Whether the Soul is a Substance.
That the soul is a substance, [448] is proved in the following manner. In the first place, because the definition given to the term substance suits it very well. And that definition is to the effect, that substance is that which, being ever identical, and ever one in point of numeration with itself, is yet capable of taking on contraries in succession. [449] And that this soul, without passing the limit of its own proper nature, takes on contraries in succession, is, I fancy, clear to everybody. For righteousness and unrighteousness, courage and cowardice, temperance and intemperance, are seen in it successively; and these are contraries.

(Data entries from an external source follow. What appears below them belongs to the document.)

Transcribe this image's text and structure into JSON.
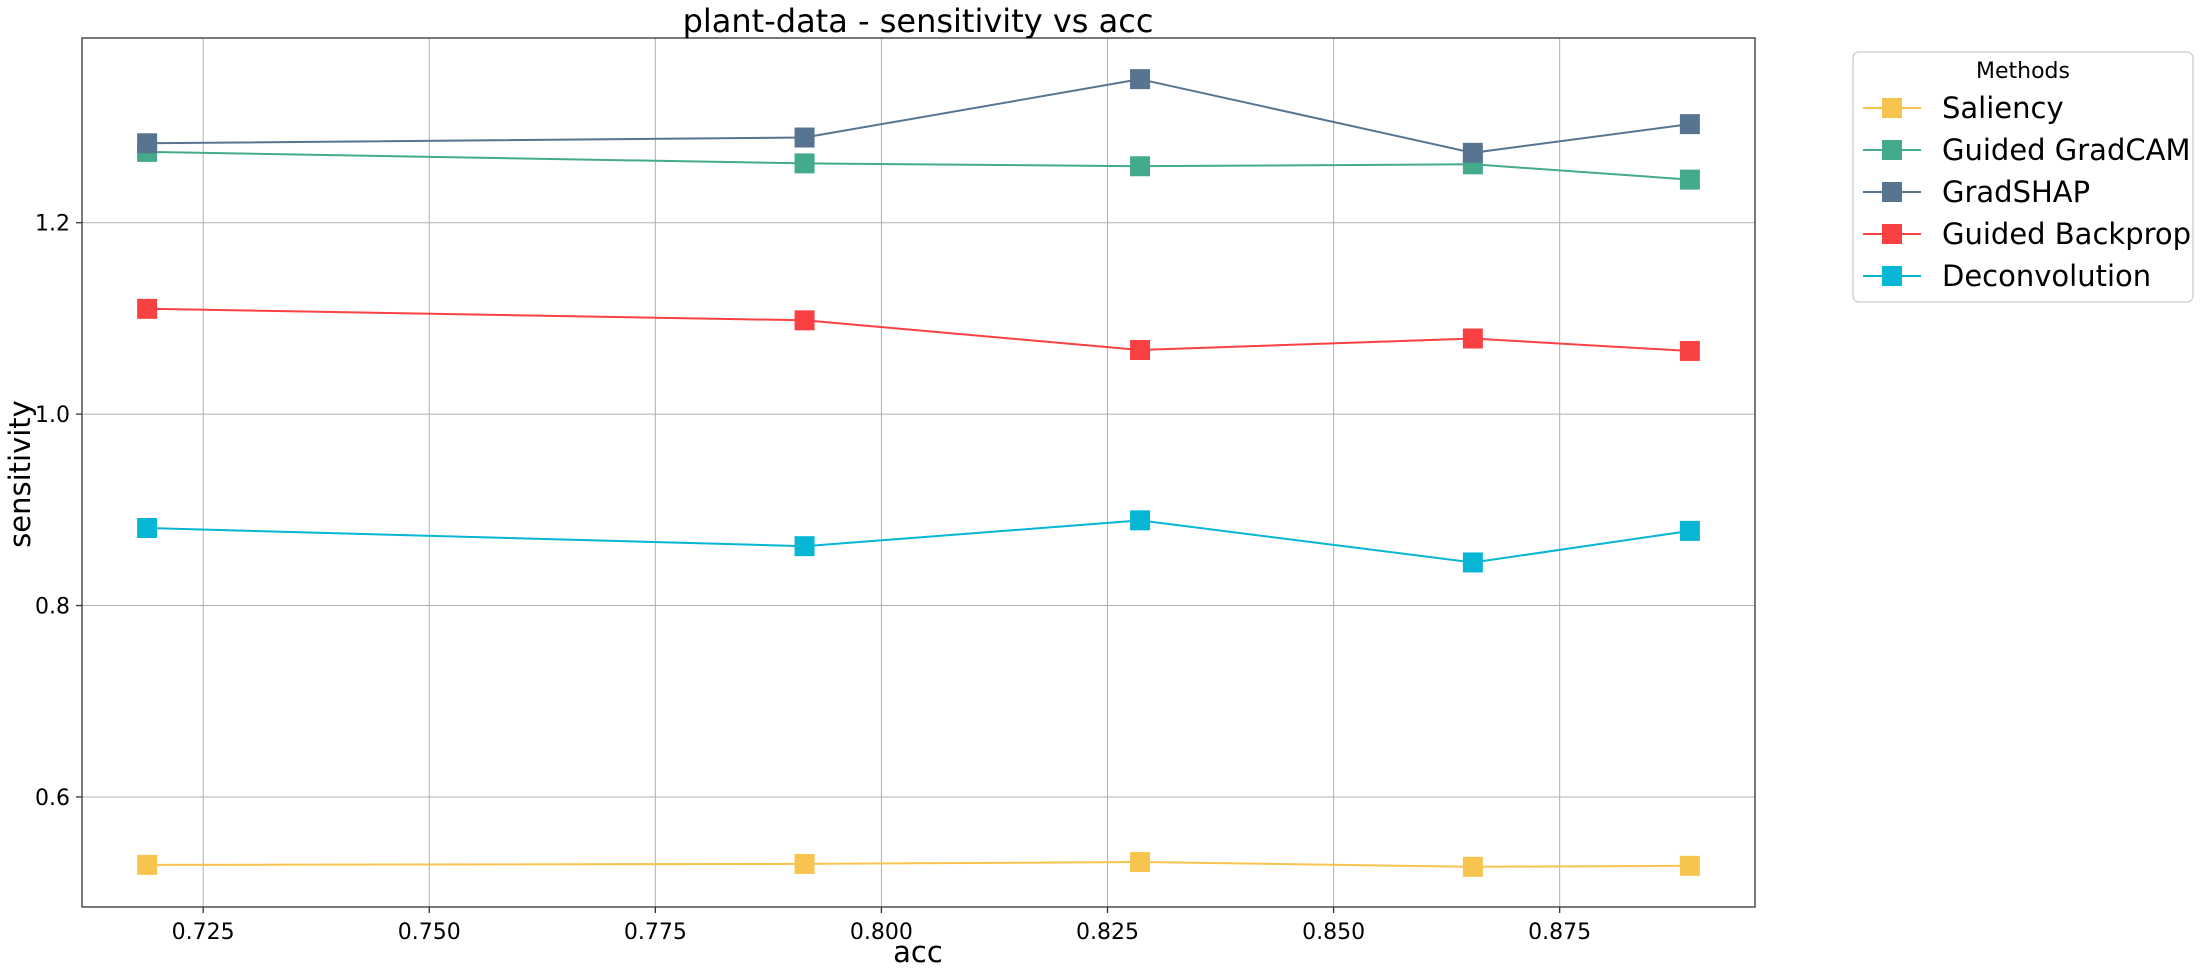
{
  "chart_data": {
    "type": "line",
    "title": "plant-data - sensitivity vs acc",
    "xlabel": "acc",
    "ylabel": "sensitivity",
    "xlim": [
      0.7116,
      0.8966
    ],
    "ylim": [
      0.485,
      1.393
    ],
    "x_ticks": [
      "0.725",
      "0.750",
      "0.775",
      "0.800",
      "0.825",
      "0.850",
      "0.875"
    ],
    "y_ticks": [
      "0.6",
      "0.8",
      "1.0",
      "1.2"
    ],
    "grid": true,
    "legend_title": "Methods",
    "legend_position": "outside-top-right",
    "x": [
      0.7188,
      0.7915,
      0.8286,
      0.8654,
      0.8894
    ],
    "series": [
      {
        "name": "Saliency",
        "color": "#f7c44f",
        "marker": "square",
        "values": [
          0.529,
          0.53,
          0.532,
          0.527,
          0.528
        ]
      },
      {
        "name": "Guided GradCAM",
        "color": "#43aa8b",
        "marker": "square",
        "values": [
          1.274,
          1.262,
          1.259,
          1.261,
          1.245
        ]
      },
      {
        "name": "GradSHAP",
        "color": "#577590",
        "marker": "square",
        "values": [
          1.283,
          1.289,
          1.35,
          1.273,
          1.303
        ]
      },
      {
        "name": "Guided Backprop",
        "color": "#f94144",
        "marker": "square",
        "values": [
          1.11,
          1.098,
          1.067,
          1.079,
          1.066
        ]
      },
      {
        "name": "Deconvolution",
        "color": "#06b6d4",
        "marker": "square",
        "values": [
          0.881,
          0.862,
          0.889,
          0.845,
          0.878
        ]
      }
    ]
  }
}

If, then, it is the property of a substance to be capable of taking on contraries in succession, and if the soul is shown to sustain the definition in these terms, it follows that the soul is a substance. And in the second place, because if the body is a substance, the soul must also be a substance. For it cannot be, that what only has life imparted should be a substance, and that what imparts the life should be no substance: unless one should assert that the non-existent is the cause of the existent; or unless, again, one were insane enough to allege that the dependent object is itself the cause of that very thing in which it has its being, and without which it could not subsist. [450]

Footnotes:

[448] ousia.

[449] ton enantion parameros einai dektikon, parameros, here apparently = in turn, though usually = out of turn.

[450] The text has an apparent inversion: to en ho ten huparxin echon kai hou aneu einai me dunamenon, aition ekeinou einai tou en ho esti. There is also a variety of reading: kai ho aneu tou einai me dunamenon.